Sunday, February 26, 2017


One battered author copy

Update: PS Cottier's question below about publishing has me thinking more about that recession time. Big publishers were 'rationalizing,' small publishers were holding back or folding and bookshops were closing. In my job at the time I visited bookshops when I was in other places for work — in the trade, bookshops have their own high profiles. I remember a pleasant visit to one store in Hobart where I asked after another I'd had trouble finding. They told me it had recently closed down. Their eyes were downcast. I felt they suspected they were next. Btw I still haven't archived that next drawer.

I’m feeling quite nostalgic. I’ve emptied out the top drawer of one filing cabinet and gone through each folder before ‘archiving’ ie shove in a storage box. I’ve not only made space for some of the pile pictured in my last post but revisited my first book She’s a Train and She’s Dangerous: Women Alone in the 1990s (Literary Mouse Press 1994). What a long title — I always thought I wouldn’t do that.

Letters accompanying submissions range from short and business-like to chattier with positive feedback on the idea, to women sharing their lives. 

bedridden she writes about her life
sends me lavender and pine cones

They are typed — and even handwritten — including one from Elizabeth Jolley. There is correspondence with poets I’ve come to know quite well and my own updates showing the hard history of trying to get a first anthology published (not to mention during a recession). There is a small, beautiful catalogue of poems and images from the late artist and poet Margaret West — now retrieved and placed on my poetry shelves. 

Over six hundred poems and stories later and a village post office in a bit of a flap ...  

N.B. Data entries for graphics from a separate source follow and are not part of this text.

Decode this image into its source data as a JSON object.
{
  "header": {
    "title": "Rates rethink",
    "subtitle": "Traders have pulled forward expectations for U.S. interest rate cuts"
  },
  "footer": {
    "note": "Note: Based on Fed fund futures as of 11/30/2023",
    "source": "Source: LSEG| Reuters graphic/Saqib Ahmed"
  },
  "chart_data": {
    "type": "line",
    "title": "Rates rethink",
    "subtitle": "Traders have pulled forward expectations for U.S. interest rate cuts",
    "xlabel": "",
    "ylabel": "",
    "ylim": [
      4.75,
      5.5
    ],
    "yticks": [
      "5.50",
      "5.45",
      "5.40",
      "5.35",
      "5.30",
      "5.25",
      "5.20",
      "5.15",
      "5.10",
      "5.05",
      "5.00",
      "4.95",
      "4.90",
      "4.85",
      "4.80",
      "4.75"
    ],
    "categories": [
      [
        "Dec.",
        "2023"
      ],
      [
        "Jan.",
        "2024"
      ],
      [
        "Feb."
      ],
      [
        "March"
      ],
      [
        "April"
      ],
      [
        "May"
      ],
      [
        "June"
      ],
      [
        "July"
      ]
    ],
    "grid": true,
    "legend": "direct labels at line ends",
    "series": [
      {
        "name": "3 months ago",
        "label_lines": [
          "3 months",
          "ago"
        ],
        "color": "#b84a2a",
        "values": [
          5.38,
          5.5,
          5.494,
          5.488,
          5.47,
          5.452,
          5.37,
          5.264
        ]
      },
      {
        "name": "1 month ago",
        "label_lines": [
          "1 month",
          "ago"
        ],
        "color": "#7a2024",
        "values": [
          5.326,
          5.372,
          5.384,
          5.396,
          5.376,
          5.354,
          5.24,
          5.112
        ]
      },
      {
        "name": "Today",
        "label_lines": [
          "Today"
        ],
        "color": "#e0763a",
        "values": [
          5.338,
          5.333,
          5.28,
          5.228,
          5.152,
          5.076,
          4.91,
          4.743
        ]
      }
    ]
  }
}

I’m reminded that it was Sarah Rossetti who suggested the fabulous Ruth Clark and her Literary Mouse Press in Perth — I was wondering how we first connected. I’m also pleased to tell you that this first book sold out in six months. Women stopped me to say how they loved the book and were sharing it around. One was in a reading group queue — doesn’t help with sales but I loved the spirit of it. There were loads of reviews.

There is the memory of other wonderful writers who offered different kinds of support and advice including Sherryl Clark, Nina Kavunenko, Susan Lever, Robyn Lincoln, Chris Mansell, Janene Pellarin, Sarah St Vincent Welch. So much has happened since.

I can’t wait to ‘archive’ the next drawer.



  1. Lizz, Do you think things have improved in terms of publishing since then, or the opposite? Coincidentally, I've gone nostalgic on my blog, too!

  2. Hard to say Penelope. That anthology was my very first book and I also didn't have a huge publication history as a poet at that point. It really was during the recession. Small publishers and bookshops were folding before my eyes (I worked in publishing — I was paying attention). One lovely publisher was very interested - had received positive feedback from a Reader - but then decided to pull back to its core (academic??) list to survive. Tears! Etc etc. I certainly hope it's easier these days - there seem to be a few small publishers around again and for poetry of course poets themselves have rallied. (Sorry for delay.)